That penetrating ray-gun gaze that sets the tone in the first few seconds of Kubrick’s masterpiece is still there in all its vitality. Meeting Malcolm McDowell’s eyes is like adjusting to the sun. I started out attempting to wrangle the rebel bull that is Mick Travis and Alex DeLarge, and ended up looking into the eyes of a British pub owner’s son who only humbly accepts that which is offered, still believes it presumptuous – that he hasn’t the right! – to ever dream.
And yet the only difference between McDowell and his knighted contemporaries, phenomenal thespians like Sir Ian McKellen and Sir Ben Kingsley, is that McKellen and Kingsley are constantly seeking the next challenge, have no fear of dreaming. McDowell, on the other hand, waits passively, humbly, for projects to drop into his lap while pointedly dismissing my suggestion that the filmmaking ground is fertile in Europe, citing “nuggets” like “The Lives of Others” an anomaly and not a sign of renaissance.

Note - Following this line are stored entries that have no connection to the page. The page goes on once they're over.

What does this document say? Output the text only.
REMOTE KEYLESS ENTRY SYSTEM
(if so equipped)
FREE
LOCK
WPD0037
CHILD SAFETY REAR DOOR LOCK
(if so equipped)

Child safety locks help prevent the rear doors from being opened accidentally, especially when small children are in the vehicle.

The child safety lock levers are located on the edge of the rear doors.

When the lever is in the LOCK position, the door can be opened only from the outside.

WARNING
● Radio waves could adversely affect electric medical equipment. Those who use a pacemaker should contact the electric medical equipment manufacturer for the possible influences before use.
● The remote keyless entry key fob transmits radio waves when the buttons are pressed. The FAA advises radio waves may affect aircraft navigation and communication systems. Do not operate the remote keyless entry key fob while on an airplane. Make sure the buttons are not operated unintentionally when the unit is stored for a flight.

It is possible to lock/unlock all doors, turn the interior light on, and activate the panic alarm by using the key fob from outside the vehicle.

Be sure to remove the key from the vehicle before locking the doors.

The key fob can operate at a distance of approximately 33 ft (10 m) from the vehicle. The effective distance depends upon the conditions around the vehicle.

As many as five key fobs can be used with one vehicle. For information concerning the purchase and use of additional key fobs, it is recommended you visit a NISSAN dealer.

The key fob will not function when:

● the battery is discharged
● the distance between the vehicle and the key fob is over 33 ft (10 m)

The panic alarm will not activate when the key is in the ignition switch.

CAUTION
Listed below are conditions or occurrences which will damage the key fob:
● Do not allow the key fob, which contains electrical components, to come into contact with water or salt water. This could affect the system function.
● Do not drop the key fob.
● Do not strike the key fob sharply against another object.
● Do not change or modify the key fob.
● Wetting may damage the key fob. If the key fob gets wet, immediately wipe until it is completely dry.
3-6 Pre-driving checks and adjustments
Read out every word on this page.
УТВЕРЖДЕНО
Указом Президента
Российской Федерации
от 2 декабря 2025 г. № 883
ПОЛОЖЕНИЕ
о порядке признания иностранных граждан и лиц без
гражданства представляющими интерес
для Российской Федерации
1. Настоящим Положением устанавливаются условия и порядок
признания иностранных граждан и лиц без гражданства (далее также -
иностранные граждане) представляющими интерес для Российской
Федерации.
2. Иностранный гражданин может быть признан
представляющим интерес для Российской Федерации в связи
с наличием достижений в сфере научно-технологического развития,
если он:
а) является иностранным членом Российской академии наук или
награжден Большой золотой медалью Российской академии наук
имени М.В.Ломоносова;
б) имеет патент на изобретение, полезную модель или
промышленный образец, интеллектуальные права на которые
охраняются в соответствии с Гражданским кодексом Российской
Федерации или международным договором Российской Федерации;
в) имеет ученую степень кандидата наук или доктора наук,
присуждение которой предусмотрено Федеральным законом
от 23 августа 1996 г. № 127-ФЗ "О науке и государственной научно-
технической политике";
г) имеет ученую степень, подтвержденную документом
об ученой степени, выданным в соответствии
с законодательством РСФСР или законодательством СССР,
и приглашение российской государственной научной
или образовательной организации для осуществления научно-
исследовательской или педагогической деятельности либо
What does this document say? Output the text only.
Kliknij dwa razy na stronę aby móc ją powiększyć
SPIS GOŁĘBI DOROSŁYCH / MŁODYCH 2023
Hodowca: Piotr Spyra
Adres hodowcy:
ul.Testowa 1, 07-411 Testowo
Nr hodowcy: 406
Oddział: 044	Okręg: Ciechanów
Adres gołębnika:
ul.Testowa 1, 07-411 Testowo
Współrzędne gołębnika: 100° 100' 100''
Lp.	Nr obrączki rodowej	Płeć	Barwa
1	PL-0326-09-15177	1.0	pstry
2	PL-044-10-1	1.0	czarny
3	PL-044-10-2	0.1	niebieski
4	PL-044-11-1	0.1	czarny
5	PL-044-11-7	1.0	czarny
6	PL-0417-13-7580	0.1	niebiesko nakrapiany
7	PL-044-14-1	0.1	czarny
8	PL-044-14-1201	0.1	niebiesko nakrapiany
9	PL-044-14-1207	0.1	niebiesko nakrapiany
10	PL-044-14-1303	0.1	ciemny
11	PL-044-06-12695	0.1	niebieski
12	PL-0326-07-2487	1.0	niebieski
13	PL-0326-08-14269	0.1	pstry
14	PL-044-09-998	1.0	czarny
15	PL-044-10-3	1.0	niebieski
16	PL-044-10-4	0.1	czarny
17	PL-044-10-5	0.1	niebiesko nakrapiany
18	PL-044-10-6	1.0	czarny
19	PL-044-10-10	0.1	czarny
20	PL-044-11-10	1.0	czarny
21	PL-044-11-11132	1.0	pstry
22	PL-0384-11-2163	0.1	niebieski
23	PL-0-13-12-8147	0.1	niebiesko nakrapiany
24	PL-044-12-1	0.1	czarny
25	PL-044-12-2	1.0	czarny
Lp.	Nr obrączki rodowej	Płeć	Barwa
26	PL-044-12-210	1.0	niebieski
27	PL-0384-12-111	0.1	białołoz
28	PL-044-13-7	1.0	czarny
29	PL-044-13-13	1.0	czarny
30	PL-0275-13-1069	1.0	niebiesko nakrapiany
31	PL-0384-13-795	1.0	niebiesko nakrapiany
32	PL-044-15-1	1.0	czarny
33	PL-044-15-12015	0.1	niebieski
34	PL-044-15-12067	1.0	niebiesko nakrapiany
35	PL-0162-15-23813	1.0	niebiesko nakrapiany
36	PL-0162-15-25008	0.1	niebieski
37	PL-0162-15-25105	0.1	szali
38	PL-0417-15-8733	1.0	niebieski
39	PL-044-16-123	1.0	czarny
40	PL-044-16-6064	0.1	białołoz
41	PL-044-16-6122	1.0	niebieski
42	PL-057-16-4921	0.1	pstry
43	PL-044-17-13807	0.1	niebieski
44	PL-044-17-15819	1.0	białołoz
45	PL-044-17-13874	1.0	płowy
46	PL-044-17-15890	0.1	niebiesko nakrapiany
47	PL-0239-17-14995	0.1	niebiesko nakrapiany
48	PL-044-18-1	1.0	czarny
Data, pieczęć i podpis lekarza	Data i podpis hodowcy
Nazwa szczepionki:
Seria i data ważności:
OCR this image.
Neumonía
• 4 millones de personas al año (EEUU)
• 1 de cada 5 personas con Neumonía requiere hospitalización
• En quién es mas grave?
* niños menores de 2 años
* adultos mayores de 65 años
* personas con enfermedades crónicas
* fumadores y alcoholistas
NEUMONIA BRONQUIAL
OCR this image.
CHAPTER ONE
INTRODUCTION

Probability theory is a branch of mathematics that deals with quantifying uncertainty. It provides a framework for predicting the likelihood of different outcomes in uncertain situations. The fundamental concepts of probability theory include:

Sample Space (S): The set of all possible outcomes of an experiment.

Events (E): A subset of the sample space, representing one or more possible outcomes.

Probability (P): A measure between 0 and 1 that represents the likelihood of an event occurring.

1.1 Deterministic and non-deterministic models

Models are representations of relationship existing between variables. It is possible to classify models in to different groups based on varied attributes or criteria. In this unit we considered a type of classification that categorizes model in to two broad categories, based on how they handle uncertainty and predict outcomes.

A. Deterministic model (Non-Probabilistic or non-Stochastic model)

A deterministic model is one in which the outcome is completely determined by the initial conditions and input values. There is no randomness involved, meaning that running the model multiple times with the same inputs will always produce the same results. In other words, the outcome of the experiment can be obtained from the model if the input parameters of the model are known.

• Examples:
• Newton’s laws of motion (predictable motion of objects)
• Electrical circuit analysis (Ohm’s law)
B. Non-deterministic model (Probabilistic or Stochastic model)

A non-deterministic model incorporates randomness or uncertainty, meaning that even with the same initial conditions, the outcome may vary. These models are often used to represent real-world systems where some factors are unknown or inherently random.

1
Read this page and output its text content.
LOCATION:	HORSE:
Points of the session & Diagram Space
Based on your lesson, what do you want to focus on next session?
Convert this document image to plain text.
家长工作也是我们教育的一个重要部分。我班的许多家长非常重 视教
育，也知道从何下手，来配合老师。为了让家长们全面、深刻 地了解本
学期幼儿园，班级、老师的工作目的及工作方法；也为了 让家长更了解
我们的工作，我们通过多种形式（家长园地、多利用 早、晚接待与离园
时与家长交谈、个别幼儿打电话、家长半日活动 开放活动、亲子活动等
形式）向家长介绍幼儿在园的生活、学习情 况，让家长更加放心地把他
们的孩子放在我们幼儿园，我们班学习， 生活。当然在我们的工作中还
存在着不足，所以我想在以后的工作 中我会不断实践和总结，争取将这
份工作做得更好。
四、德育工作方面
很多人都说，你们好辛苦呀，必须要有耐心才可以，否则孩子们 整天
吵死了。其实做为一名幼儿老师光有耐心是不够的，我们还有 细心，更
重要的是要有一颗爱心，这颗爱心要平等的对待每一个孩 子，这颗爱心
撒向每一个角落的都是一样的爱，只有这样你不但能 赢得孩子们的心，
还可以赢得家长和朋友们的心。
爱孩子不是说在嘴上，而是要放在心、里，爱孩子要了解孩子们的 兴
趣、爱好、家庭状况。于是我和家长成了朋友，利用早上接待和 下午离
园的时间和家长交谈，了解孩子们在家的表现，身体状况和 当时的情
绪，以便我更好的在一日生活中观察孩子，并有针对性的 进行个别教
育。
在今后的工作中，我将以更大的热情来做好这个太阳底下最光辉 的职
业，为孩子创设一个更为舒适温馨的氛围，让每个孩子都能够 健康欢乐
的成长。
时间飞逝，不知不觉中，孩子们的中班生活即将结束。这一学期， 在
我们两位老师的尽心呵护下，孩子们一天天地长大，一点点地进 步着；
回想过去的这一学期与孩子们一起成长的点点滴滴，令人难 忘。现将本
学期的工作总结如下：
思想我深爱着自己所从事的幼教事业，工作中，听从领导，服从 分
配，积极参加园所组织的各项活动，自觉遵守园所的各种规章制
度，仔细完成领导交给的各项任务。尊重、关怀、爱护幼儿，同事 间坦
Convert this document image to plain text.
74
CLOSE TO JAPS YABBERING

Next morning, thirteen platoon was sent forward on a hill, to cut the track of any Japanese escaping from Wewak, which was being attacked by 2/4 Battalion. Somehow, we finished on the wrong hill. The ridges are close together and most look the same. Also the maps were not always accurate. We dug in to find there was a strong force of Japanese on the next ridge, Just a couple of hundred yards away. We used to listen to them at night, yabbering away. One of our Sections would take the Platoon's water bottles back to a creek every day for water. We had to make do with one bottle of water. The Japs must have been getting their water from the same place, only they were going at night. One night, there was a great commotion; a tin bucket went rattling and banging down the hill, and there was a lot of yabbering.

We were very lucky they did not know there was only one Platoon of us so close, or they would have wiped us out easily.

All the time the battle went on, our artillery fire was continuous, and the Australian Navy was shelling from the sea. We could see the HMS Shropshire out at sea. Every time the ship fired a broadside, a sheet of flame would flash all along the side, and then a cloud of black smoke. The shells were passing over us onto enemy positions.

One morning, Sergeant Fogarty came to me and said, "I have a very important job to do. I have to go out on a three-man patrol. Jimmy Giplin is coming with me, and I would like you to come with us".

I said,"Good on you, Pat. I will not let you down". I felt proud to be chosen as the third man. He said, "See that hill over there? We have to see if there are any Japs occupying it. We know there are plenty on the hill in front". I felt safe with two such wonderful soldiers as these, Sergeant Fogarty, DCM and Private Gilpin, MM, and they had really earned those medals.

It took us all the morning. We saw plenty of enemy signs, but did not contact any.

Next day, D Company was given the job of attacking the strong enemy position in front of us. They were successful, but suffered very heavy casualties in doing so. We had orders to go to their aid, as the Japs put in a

Hearing that, I couldn’t help but think of his fellow Brits, filmmakers like Shane Meadows, the young and hungry director of the thrilling “This Is England,” who just as easily could have cast McDowell in lieu of Bob Hoskins in “TwentyFourSeven,” or of Mike Leigh still going strong and employing actors of every age, never ceasing to grow. McDowell need only look in the mirror, open his eyes to that which lies beyond Hollywood, and allow the possibility of, yes, both disappointment and success into his life by proudly picking up the phone.
McDowell’s disdain for Method acting as rubbish is, well, rubbish (he even contradicts his own viewpoint by bringing up Brando). The problem with Method acting technique isn’t the Method – it’s with the unimaginative actors who (mis)use it, treat it as the Holy Grail. The Method is a wrench, one tool in a vastly varied toolbox, not a leather-man nor pocketknife. His beef should be with the actor using the wrong tool for the job, not with the tool itself.
There was a brief power struggle at the beginning of the interview set off by McDowell’s comment that he’d only ever played “one realistic character.” He paused, expecting me to ask which character that was, feeding me my next question. For better or worse my S&M instinct kicked in and I thought, no this is my interview and you’re not going to top me. I fully anticipated that as a man skilled in manipulating the media for close to half a century, he’d only be answering the questions he wanted to answer, not necessarily those that I’d asked. However, there was no way I was going to let him also gain control over the actual questions! Perhaps it was childish on my part but I felt it better to sacrifice one tantalizing nugget of information in order to make a small statement of standing my ground.